Soeurs de Wajdi Mouawad
Sœurs, texte et mise en scène de Wajdi Mouawad
«C’est en regardant ma sœur repasser des chemises, pantalons, draps, serviettes, culottes et chaussettes qu’émotivement est née Sœurs» écrit Wajdi Mouawad à Emmanuel Clolus, son fidèle scénographe depuis Forêt en 2006. Ce metteur en scène, auteur et acteur a passé son enfance au Liban. Quand vient la guerre, encore adolescent, il part pour la France, puis s’installe au Québec. Il vit aujourd’hui dans notre pays.
Sœurs est le deuxième opus d’un cycle commencé en 2008 avec Seuls déjà présenté au Théâtre National de Chaillot. Wajdi Mouawad parle d’un «cycle domestique» auquel viendront s’ajouter des solos ou duos comme Frères, Père et Mère. Ce nouveau cycle d’une dramaturgie de l’intime succède à celui d’un théâtre épique, Le Sang des promesses : Littoral, Incendies, Forêts et Ciel où on retrouve tous les thèmes essentiels chez lui: guerre, exil, quête de l’identité, enfance, langue française et anglaise, arabe… présents depuis ses débuts en 1990. Sur fond d’autobiographie, une création poétique traversée par un questionnement personnel…
Wajdi Mouawad interroge là encore avec Sœurs, la tragédie antique et contemporaine, le politique et la famille. Le Liban et le Canada sont toujours au cœur de ses pièces, en résonance avec ses espaces de réflexion. Nous sommes une fois de plus éblouis par la mise en scène très précise et la direction de la comédienne jouant en alternance sur le plateau et en vidéo…

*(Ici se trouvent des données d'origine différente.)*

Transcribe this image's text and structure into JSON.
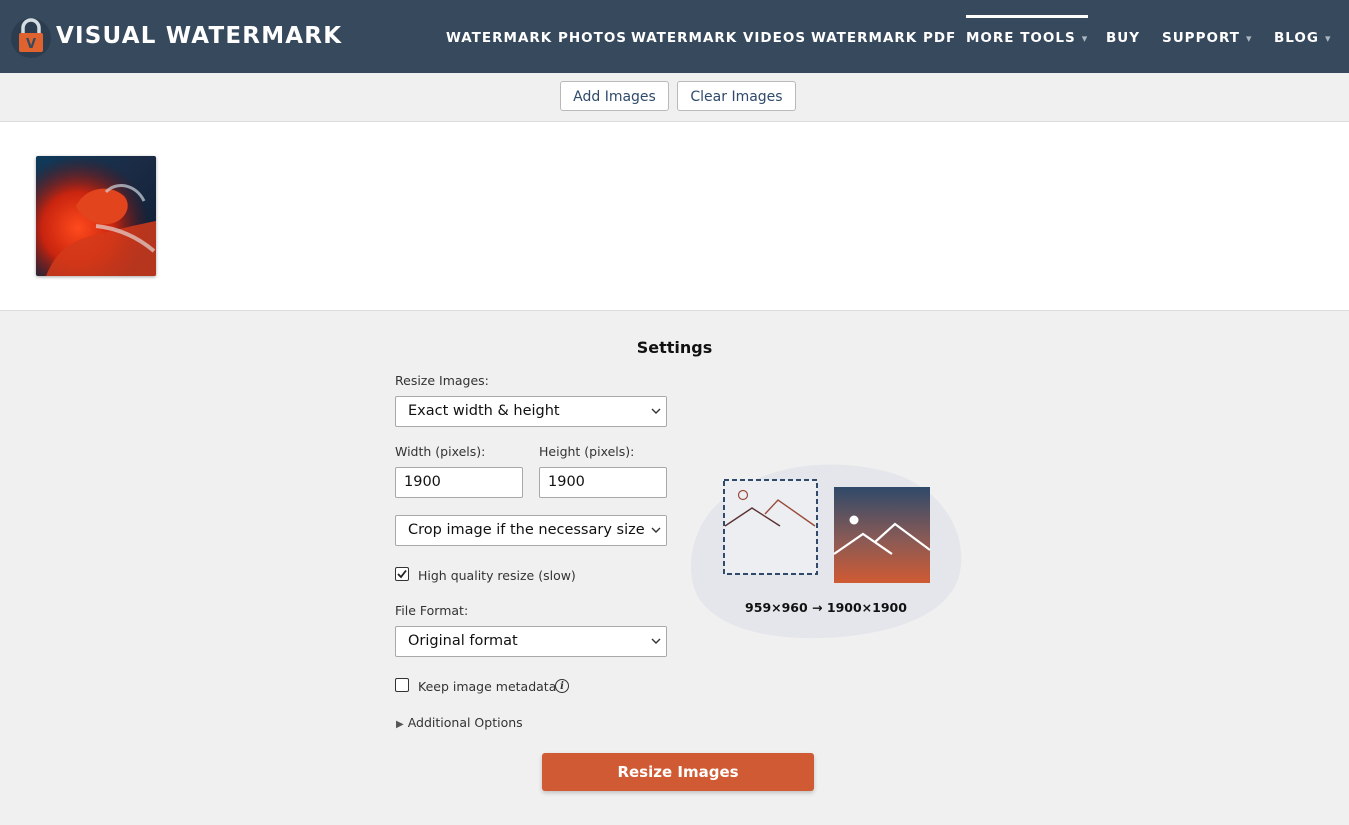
{
  "brand": {
    "name": "VISUAL WATERMARK",
    "logo_letter": "V"
  },
  "nav": [
    {
      "label": "WATERMARK PHOTOS",
      "caret": ""
    },
    {
      "label": "WATERMARK VIDEOS",
      "caret": ""
    },
    {
      "label": "WATERMARK PDF",
      "caret": ""
    },
    {
      "label": "MORE TOOLS",
      "caret": "▾"
    },
    {
      "label": "BUY",
      "caret": ""
    },
    {
      "label": "SUPPORT",
      "caret": "▾"
    },
    {
      "label": "BLOG",
      "caret": "▾"
    }
  ],
  "toolbar": {
    "add_label": "Add Images",
    "clear_label": "Clear Images"
  },
  "settings": {
    "title": "Settings",
    "resize_label": "Resize Images:",
    "resize_value": "Exact width & height",
    "width_label": "Width (pixels):",
    "width_value": "1900",
    "height_label": "Height (pixels):",
    "height_value": "1900",
    "crop_value": "Crop image if the necessary size re",
    "hq_label": "High quality resize (slow)",
    "hq_checked": true,
    "format_label": "File Format:",
    "format_value": "Original format",
    "metadata_label": "Keep image metadata",
    "metadata_checked": false,
    "info_glyph": "i",
    "additional_label": "Additional Options",
    "preview_dims": "959×960 → 1900×1900",
    "resize_button": "Resize Images"
  },
  "colors": {
    "header_bg": "#36495d",
    "accent": "#d05a33",
    "link_text": "#2f4a6a"
  }
}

La scénographie d’Emmanuel Clolus, très influencée par les arts plastiques, est aussi tout à fait remarquable avec projections de dessins de salle de bains, visages d’adolescents en couleur, route enneigée de Montréal à Ottawa, impressionnante charge de bisons, listes de mots en gros caractères: HUMILIATION, REJET, etc… ou phrases écrites à la main, proches de l’art conceptuel et défilant sur grand écran.
Il y a, au mur de cette chambre d’hôtel, un fragment décoloré et comme distancié du célèbre tableau érotique Gabrielle d’Estrées et une de ses sœurs, huile sur panneau de chêne ( 96x 125) d’un peintre inconnu de l’École de Fontainebleau (1594).
Ici, l’espace devient peu à peu étrange et fantasmagorique. Et cette chambre d’hôtel qu’une avocate médiatrice dans les conflits en Afrique va se mettre à vandaliser complètement, y compris la tapisserie des murs. C’est, bien sûr, chez Wajdi Mouawad, une métaphore de la guerre, des ruines mais aussi des conflits intimes ou publics.
Nous entrons petit à petit dans l’intimité des personnages et en correspondance vivante avec le frigidaire, le lit ou le tableau de la grande chambre d’hôtel! Geneviève, l’avocate médiatrice s’appelle aussi Bergeron comme Annick Bergeron, la formidable comédienne qui joue aussi Layla Bintwarda, une experte en assurances pour les sinistres: fiction et autobiographie s’unissent ainsi dans le travail poétique de l’auteur-metteur en scène. Elles vont peu à peu, à cause d’une tension extérieure de plus en plus forte, cheminer au plus profond de leurs souvenirs et de leurs rêves. Et elles finiront par se rencontrer et partager leur exil intérieur…. Ce spectacle intelligent et d’une violence très actuelle, est même souvent drôle: un vrai ravissement!
Elisabeth Naud
Théâtre National de Chaillot jusqu’au 18 avril et en tournée. T. : 01 53 65 30 00.
Le texte est publié aux éditions Lemec/Actes Sud-Papiers.